Second, we need to stop hyping the threats to Americans posed by global terrorism. In the United States, according to the Global Terrorism Index, there were 3,029 deaths from terrorism from 2000-2011, but 195,948 homicides. Ninety-five percent of the terrorist fatalities in the world since 2000 have occurred in developing countries, the overwhelming majority of those in just five countries (Iraq, Afghanistan, Pakistan, Nigeria and Syria). And the Pentagon has reported that, among our military men and women, suicide has now surpassed war as a cause of death.

Third, we must stop pretending we have all the answers. Our profoundly dysfunctional political system, our unwillingness to confront and address longstanding issues of racial inequality and injustice, and our refusal to guarantee living wages, a decent education, and affordable healthcare to our own population limits our diplomatic and inspirational power. As Stephen Walt incisively argues, you don't need to be an isolationist to admit that "there is a trade-off between our ambitions abroad and our capacity to build a better nation here at home."

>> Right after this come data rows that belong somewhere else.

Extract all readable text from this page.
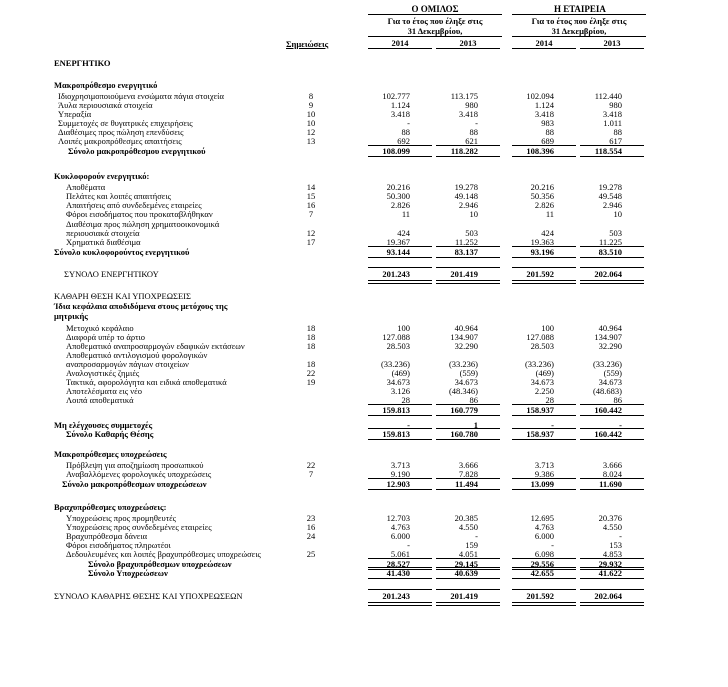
Ο ΟΜΙΛΟΣ	Η ΕΤΑΙΡΕΙΑ
Για το έτος που έληξε στις	Για το έτος που έληξε στις
31 Δεκεμβρίου,	31 Δεκεμβρίου,
Σημειώσεις	2014	2013	2014	2013
ΕΝΕΡΓΗΤΙΚΟ
Μακροπρόθεσμο ενεργητικό
Ιδιοχρησιμοποιούμενα ενσώματα πάγια στοιχεία	8	102.777	113.175	102.094	112.440
Άυλα περιουσιακά στοιχεία	9	1.124	980	1.124	980
Υπεραξία	10	3.418	3.418	3.418	3.418
Συμμετοχές σε θυγατρικές επιχειρήσεις	10	-	-	983	1.011
Διαθέσιμες προς πώληση επενδύσεις	12	88	88	88	88
Λοιπές μακροπρόθεσμες απαιτήσεις	13	692	621	689	617
Σύνολο μακροπρόθεσμου ενεργητικού	108.099	118.282	108.396	118.554
Κυκλοφορούν ενεργητικό:
Αποθέματα	14	20.216	19.278	20.216	19.278
Πελάτες και λοιπές απαιτήσεις	15	50.300	49.148	50.356	49.548
Απαιτήσεις από συνδεδεμένες εταιρείες	16	2.826	2.946	2.826	2.946
Φόροι εισοδήματος που προκαταβλήθηκαν	7	11	10	11	10
Διαθέσιμα προς πώληση χρηματοοικονομικά
περιουσιακά στοιχεία	12	424	503	424	503
Χρηματικά διαθέσιμα	17	19.367	11.252	19.363	11.225
Σύνολο κυκλοφορούντος ενεργητικού	93.144	83.137	93.196	83.510
ΣΥΝΟΛΟ ΕΝΕΡΓΗΤΙΚΟΥ	201.243	201.419	201.592	202.064
ΚΑΘΑΡΗ ΘΕΣΗ ΚΑΙ ΥΠΟΧΡΕΩΣΕΙΣ
Ίδια κεφάλαια αποδιδόμενα στους μετόχους της
μητρικής
Μετοχικό κεφάλαιο	18	100	40.964	100	40.964
Διαφορά υπέρ το άρτιο	18	127.088	134.907	127.088	134.907
Αποθεματικό αναπροσαρμογών εδαφικών εκτάσεων	18	28.503	32.290	28.503	32.290
Αποθεματικό αντιλογισμού φορολογικών
αναπροσαρμογών πάγιων στοιχείων	18	(33.236)	(33.236)	(33.236)	(33.236)
Αναλογιστικές ζημιές	22	(469)	(559)	(469)	(559)
Τακτικά, αφορολόγητα και ειδικά αποθεματικά	19	34.673	34.673	34.673	34.673
Αποτελέσματα εις νέο	3.126	(48.346)	2.250	(48.683)
Λοιπά αποθεματικά	28	86	28	86
159.813	160.779	158.937	160.442
Μη ελέγχουσες συμμετοχές	-	1	-	-
Σύνολο Καθαρής Θέσης	159.813	160.780	158.937	160.442
Μακροπρόθεσμες υποχρεώσεις
Πρόβλεψη για αποζημίωση προσωπικού	22	3.713	3.666	3.713	3.666
Αναβαλλόμενες φορολογικές υποχρεώσεις	7	9.190	7.828	9.386	8.024
Σύνολο μακροπρόθεσμων υποχρεώσεων	12.903	11.494	13.099	11.690
Βραχυπρόθεσμες υποχρεώσεις:
Υποχρεώσεις προς προμηθευτές	23	12.703	20.385	12.695	20.376
Υποχρεώσεις προς συνδεδεμένες εταιρείες	16	4.763	4.550	4.763	4.550
Βραχυπρόθεσμα δάνεια	24	6.000	-	6.000	-
Φόροι εισοδήματος πληρωτέοι	-	159	-	153
Δεδουλευμένες και λοιπές βραχυπρόθεσμες υποχρεώσεις	25	5.061	4.051	6.098	4.853
Σύνολο βραχυπρόθεσμων υποχρεώσεων	28.527	29.145	29.556	29.932
Σύνολο Υποχρεώσεων	41.430	40.639	42.655	41.622
ΣΥΝΟΛΟ ΚΑΘΑΡΗΣ ΘΕΣΗΣ ΚΑΙ ΥΠΟΧΡΕΩΣΕΩΝ	201.243	201.419	201.592	202.064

The Congress has wisely chosen to defer consideration of a new authorization for the use of military force until it reconvenes in January. Let’['s hope that all the magical thinking ends with Christmas.

Ohlbaum is an independent consultant, a senior associate with the Center for Strategic and International Studies' Project on Prosperity and Development and a principal of Turner4D, a strategic communications firm.